P1010060Pénétrant un jour dans la boutique, mon épouse se vit invitée à venir voir un carton sur une des étagères. Il s’agissait tout simplement d’une des chattes de la maison qui était venue faire ses petits dans la boîte de « Carambar ». A la question de mon épouse qui voulait savoir comment elle allait faire pour servir les enfants qui voudraient une de ces friandises, elle répondit tout simplement : « Ah, mais j’ai ouvert un autre carton ».

 

Chez les Levert tous les animaux vivaient en bonne intelligence. Le cheval, les poules, les canards, les chiens, les chats. Tous finissaient leur vie de leur belle mort.

 

Mon épouse a vu un jour un automobiliste écraser une canne de barbarie. Celui-ci est descendu de son véhicule, a ramassé la bête et est reparti sans que cela émeuve outre mesure madame Levert.

 

P1010061Les jeunes du village, rentrant de Compiègne où ils avaient passé la nuit, se souviennent des dimanches matin dans le fournil du père Levert où se tenaient alors des casse-croûtes mémorables.

 

Une autre anecdote, la dernière. Dans les années fin 50 au moment où la télé commençait à apparaître dans quelques foyers, le voisin des Levert, le père C… je crois, avait fait l’acquisition d’un poste. Robert Levert pour s’éviter le travail pénible du pétrissage avait acheté un pétrin entrainé par un moteur Bernard non antiparasité comme il se doit à l’époque.
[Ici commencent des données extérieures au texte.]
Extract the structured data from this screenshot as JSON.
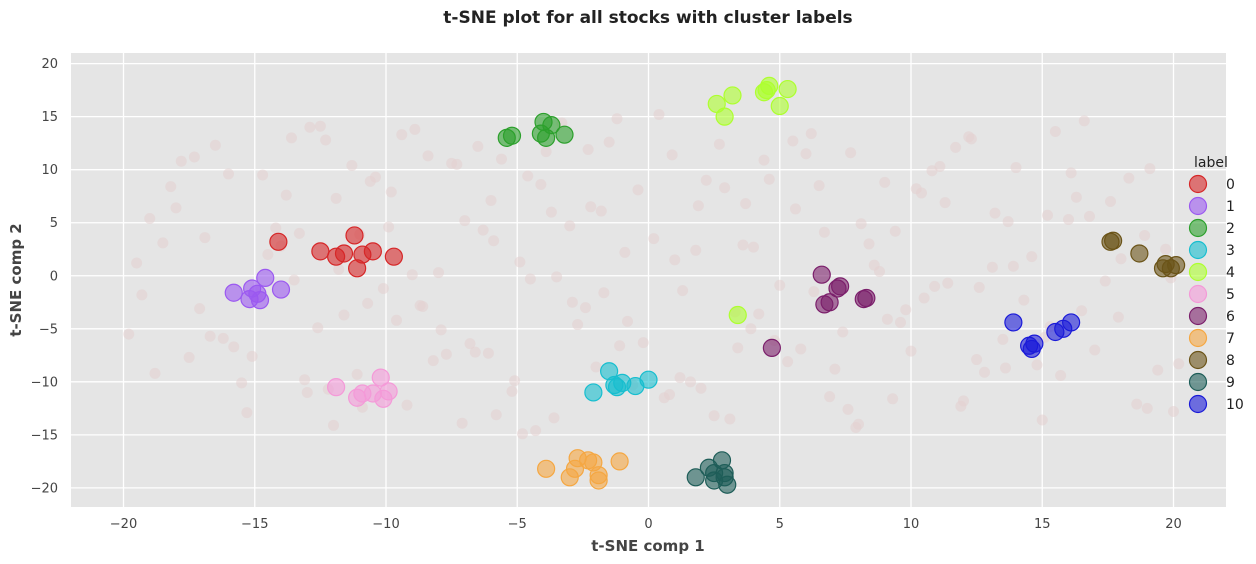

Et tous les soirs inévitablement lorsque Robert mettait en route son engin, le père C… sortait en gueulant qu’il ne pouvait plus regarder la télé, brouillée par les parasites du moteur.

 

Quand il fut à la retraite, le père Levert, riche d’un passé de 30 trente ans de tournées, connaissait un tas d’histoire de familles dont il aimait en raconter quelques unes, celles qui ne prêtaient à aucune conséquence, mais qui étaient bien amusantes.